Sulla scia della mostra “Maria Callas in scena. Gli anni della Scala”, curata da Margherita Palli e allestita da settembre 2017 a gennaio 2018 adesso, nel centesimo anniversario dalla nascita, “Fantasmagoria Callas” si concentra sulla traccia lasciata nell’immaginario degli artisti di oggi e ne rafforza il dialogo esplorando il mito. Ne esce il ritratto di un’artista che fu in grado di creare quella simbiosi unica tra canto e recitazione, l’icona senza tempo che suscitò, già in vita, interesse e ammirazione di artisti, studiosi, cineasti e letterati per quell’estensione vocale impressionante rilevabile dalle incisioni in teatro e in studio di registrazione. Compresa tra il mi sovracuto in alto e il fa# grave sotto il rigo in basso e ascoltabili nella cadenza finale dell’aria “Arrigo, ah parli a un core” da “I Vespri Siciliani” di Giuseppe Verdi – per il grave – e dal finale dell’aria delle campanelle dalla Lakmé di Léo Delibes per il sovracuto. Un’aura che ha trapassato i confini del teatro musicale.
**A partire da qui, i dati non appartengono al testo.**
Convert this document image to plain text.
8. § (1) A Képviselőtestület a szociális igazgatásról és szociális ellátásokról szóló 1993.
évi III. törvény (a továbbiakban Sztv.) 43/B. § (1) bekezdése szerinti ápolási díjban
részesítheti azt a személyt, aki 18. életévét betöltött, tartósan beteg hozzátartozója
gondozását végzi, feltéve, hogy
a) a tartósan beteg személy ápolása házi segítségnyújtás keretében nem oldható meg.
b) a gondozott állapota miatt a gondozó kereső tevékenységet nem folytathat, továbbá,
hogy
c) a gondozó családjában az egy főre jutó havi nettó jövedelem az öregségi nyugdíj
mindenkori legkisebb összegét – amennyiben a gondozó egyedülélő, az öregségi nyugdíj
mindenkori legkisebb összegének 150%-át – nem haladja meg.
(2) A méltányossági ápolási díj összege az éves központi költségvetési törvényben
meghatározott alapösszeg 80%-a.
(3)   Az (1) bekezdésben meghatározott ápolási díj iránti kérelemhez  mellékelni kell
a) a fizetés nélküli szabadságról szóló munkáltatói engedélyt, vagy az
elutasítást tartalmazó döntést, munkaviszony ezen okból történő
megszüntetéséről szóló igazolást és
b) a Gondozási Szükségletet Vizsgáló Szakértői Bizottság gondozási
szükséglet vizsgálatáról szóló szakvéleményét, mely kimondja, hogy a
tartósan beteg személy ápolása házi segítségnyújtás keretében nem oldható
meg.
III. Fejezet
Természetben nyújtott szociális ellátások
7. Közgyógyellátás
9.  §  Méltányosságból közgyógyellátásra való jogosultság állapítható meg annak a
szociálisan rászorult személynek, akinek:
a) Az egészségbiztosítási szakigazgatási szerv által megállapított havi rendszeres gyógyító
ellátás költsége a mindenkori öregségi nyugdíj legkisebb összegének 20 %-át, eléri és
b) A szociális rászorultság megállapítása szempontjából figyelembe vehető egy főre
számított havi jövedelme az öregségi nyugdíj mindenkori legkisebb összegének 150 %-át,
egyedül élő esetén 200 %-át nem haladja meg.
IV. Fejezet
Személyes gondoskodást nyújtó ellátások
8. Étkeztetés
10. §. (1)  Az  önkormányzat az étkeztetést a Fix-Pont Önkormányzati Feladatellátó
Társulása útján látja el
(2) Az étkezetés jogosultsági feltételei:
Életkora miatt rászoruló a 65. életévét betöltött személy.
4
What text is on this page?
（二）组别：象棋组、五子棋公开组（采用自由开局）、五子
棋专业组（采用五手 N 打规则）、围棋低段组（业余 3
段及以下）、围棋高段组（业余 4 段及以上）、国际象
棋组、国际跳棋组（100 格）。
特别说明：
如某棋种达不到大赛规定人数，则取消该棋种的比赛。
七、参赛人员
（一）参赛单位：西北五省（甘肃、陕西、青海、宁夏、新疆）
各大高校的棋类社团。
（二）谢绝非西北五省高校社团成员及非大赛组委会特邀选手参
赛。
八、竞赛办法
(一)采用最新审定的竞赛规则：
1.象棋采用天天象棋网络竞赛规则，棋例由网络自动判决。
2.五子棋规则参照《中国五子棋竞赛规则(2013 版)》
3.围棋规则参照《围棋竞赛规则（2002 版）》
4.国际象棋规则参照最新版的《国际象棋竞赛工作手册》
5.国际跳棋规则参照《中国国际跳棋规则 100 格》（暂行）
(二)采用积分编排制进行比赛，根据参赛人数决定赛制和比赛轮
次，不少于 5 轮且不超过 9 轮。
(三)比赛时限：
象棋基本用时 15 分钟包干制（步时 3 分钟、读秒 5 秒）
Cinque creativi contemporanei sono stati chiamati a interpretare “La Divina” con altrettanti progetti ad hoc: per la moda Giorgio Armani ha realizzato un abito che mira a dare forma a una voce; il musicista Alvin Curran presenta un’inedita composizione; per l’arte contemporanea Latifa Echakhch (con un intervento site-specific) e Francesco Vezzoli; il regista Mario Martone presenta un cortometraggio interpretato da Sonia Bergamasco sulla fascinazione esercitata dal soprano su Ingeborg Bachmann.
Due foto del soprano allo specchio aprono e chiudono l’allestimento mentre, all’interno, l’immagine del soprano esisterà solo attraverso il filtro dell’interpretazione dei cinque artisti coinvolti in un percorso dove il visitatore è accolto con alcuni degli abiti più famosi indossati sul palco del Piermarini. Custoditi nell’Archivio storico del Teatro alla Scala, spicca quello dipinto a mano da Salvatore Fiume per Medea nel 1953: un primo concreto segno della seduzione che Maria eserciterà sul mondo dell’arte, della letteratura e del cinema. Al riguardo concedeteci un po’ di sano campanilismo per aprire una parentesi storica sul leggendario cavallo di battaglia, portato in trionfo in tutti i teatri fino alla consacrazione cinematografica nel film omonimo diretto nel 1969 da Pier Paolo Pasolini. Non sempre si ricorda come Médée del fiorentino Luigi Cherubini, dopo la felice accoglienza parigina (large, espressive, majesteuse et terrible) del 13 marzo 1797, in Italia non ebbe lo stesso successo e cadde nell’oblio. Bisognerà attendere la politica culturale del Teatro fiorentino di Corso Italia, con la riproposta in occasione dell’apertura della sedicesima edizione del Maggio Musicale. Però, non viene adeguatamente evidenziato come, quel 7 maggio 1953, Maria Meneghini Callas non era ancora La Divina e fu il coraggio di Francesco Siciliani (direttore artistico del Maggio) a investire sulla sua voce inusuale e sul suo talento di interprete. Fu la geniale intuizione di Siciliani, sulle risorse vocali e il temperamento di quella giovane pressoché sconosciuta, a rendere finalmente giustizia al personaggio della maga della Colchide, la figlia del Sole condannata a provare le passioni troppo umane di madre, di sposa tradita e, di fatto, “dare il La” non solo una straordinaria carriera, ma una presenza sconvolgente nella storia dell’opera lirica.